Three colorful GPUs with their packaging cleanly removed laying on a white surface. Fritzchens Fritz / Better Images of AI / GPU shot etched 2 / CC-BY 4.0
Fritzchens Fritz / Better Images of AI / GPU shot etched 2 / CC-BY 4.0
  • “A sociotechnical approach recognizes that a technology’s real-world safety and performance is always a product of technical design and broader societal forces, including organizational bureaucracy, human labor, social conventions, and power. As this brief illustrates, policymakers’ approach to observe and understand AI — and their tools to regulate it — must be just as expansive.” A white paper published this week by Data & Society’s Brian J. Chen and Jacob Metcalf presents a case for viewing AI through a sociotechnical frame (and uses Duke’s SepsisWatch program as a case study).
  • “Research has shown that clinical investigators and participants generally support providing aggregate research findings to those participants who want them. However, doing so is still the exception rather than the rule. We propose a framework for what information should be summarized for participants, how results should be summarized and when.” In a Comment article published in Nature Medicine, Dal-Ré and colleagues make an EU/UK-focused argument (but one that’s gobally applicable) arguing for a greater focus on disseminating usable summaries of trial results to the people who volunteer for those clinical trials.
  • “The RAG approach attempts to mitigate LLM knowledge gaps and hallucination tendencies by anchoring model responses in authoritative sources, like a publisher’s reference or research corpus. Nevertheless, the effectiveness of the RAG [retrieval-augmented generation] pattern is inherently limited by the quality of information it can retrieve and integrate into the LLM’s context window, where the LLM does in-context, or just-in-time learning. Retrieving specific context relative to the user query in order to generate accurate and high-quality, grounded responses, remains a challenging problem, especially in specialized and fast-changing fields.” A guest post by Silverchair Chief Technology Officer Stuart Leitch at Scholarly Kitchen lays out some of the complexities of using conversational LLM interfaces for information retrieval in high-stakes scenarios.

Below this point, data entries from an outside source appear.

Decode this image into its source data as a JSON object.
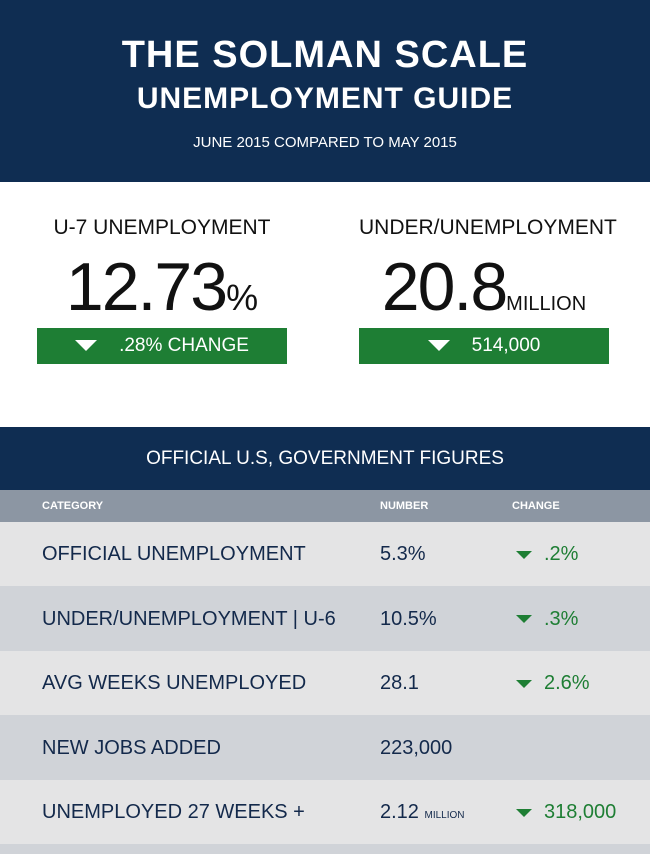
{
  "header": {
    "title": "THE SOLMAN SCALE",
    "subtitle": "UNEMPLOYMENT GUIDE",
    "date": "JUNE 2015 COMPARED TO MAY 2015"
  },
  "stats": [
    {
      "label": "U-7 UNEMPLOYMENT",
      "value": "12.73",
      "unit": "%",
      "change": ".28% CHANGE"
    },
    {
      "label": "UNDER/UNEMPLOYMENT",
      "value": "20.8",
      "unit": "MILLION",
      "change": "514,000"
    }
  ],
  "table": {
    "title": "OFFICIAL U.S, GOVERNMENT FIGURES",
    "columns": [
      "CATEGORY",
      "NUMBER",
      "CHANGE"
    ],
    "rows": [
      {
        "category": "OFFICIAL UNEMPLOYMENT",
        "number": "5.3%",
        "change": ".2%"
      },
      {
        "category": "UNDER/UNEMPLOYMENT | U-6",
        "number": "10.5%",
        "change": ".3%"
      },
      {
        "category": "AVG WEEKS UNEMPLOYED",
        "number": "28.1",
        "change": "2.6%"
      },
      {
        "category": "NEW JOBS ADDED",
        "number": "223,000"
      },
      {
        "category": "UNEMPLOYED 27 WEEKS +",
        "number": "2.12",
        "number_unit": "MILLION",
        "change": "318,000"
      }
    ]
  }
}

  • “…we highlight ethical concerns stemming from the perspectives of users, developers, and regulators, notably focusing on data privacy and rights of use, data provenance, intellectual property contamination, and broad applications and plasticity of LLMs. A comprehensive framework and mitigating strategies will be imperative for the responsible integration of LLMs into medical practice, ensuring alignment with ethical principles and safeguarding against potential societal risks.” A perspective article by Ong and colleagues, published in Lancet Digital Health, highlights the need to address the legal and ethical implications of using large language models in medicine.

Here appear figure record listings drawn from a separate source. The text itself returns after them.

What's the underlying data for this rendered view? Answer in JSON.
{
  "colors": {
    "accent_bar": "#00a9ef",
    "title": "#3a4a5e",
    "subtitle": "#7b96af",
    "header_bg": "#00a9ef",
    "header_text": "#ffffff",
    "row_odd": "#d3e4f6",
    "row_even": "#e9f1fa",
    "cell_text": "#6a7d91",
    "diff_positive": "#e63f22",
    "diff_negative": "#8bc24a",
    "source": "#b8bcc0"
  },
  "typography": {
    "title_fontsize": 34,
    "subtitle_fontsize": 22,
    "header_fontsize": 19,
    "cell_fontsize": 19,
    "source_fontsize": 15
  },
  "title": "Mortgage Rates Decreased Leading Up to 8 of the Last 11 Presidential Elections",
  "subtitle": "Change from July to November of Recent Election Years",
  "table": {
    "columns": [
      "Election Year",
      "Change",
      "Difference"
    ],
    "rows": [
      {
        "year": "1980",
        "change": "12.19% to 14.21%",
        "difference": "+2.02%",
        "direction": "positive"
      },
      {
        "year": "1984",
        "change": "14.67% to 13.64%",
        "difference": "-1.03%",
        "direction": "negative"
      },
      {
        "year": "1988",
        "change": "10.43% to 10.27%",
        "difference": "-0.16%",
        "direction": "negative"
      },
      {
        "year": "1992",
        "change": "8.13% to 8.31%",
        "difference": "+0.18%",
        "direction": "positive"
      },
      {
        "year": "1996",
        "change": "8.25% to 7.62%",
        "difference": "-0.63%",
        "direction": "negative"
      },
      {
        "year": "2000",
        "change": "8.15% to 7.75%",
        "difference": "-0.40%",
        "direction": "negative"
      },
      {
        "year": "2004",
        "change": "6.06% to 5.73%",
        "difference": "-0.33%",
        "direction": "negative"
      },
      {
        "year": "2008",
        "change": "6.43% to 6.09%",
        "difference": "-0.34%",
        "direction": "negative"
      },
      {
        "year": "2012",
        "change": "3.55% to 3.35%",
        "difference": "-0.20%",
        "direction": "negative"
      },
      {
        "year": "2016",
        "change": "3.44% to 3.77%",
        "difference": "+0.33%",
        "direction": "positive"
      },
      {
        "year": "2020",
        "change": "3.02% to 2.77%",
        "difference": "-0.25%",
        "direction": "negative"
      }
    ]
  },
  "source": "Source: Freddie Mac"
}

  • “With the advent of generative AI, all of us in the scientific community have a responsibility to be proactive in safeguarding the norms and values of science. That commitment—together with the five principles of human accountability and responsibility for the use of AI in science and the standing up of the council to provide ongoing guidance—will support the pursuit of trustworthy science for the benefit of all.” A position paper by Blau and colleagues published in the Proceedings of the National Academy of Science lays out a series of recommended steps for ensuring research integrity amid rapid adoption of generative AI in research and publishing.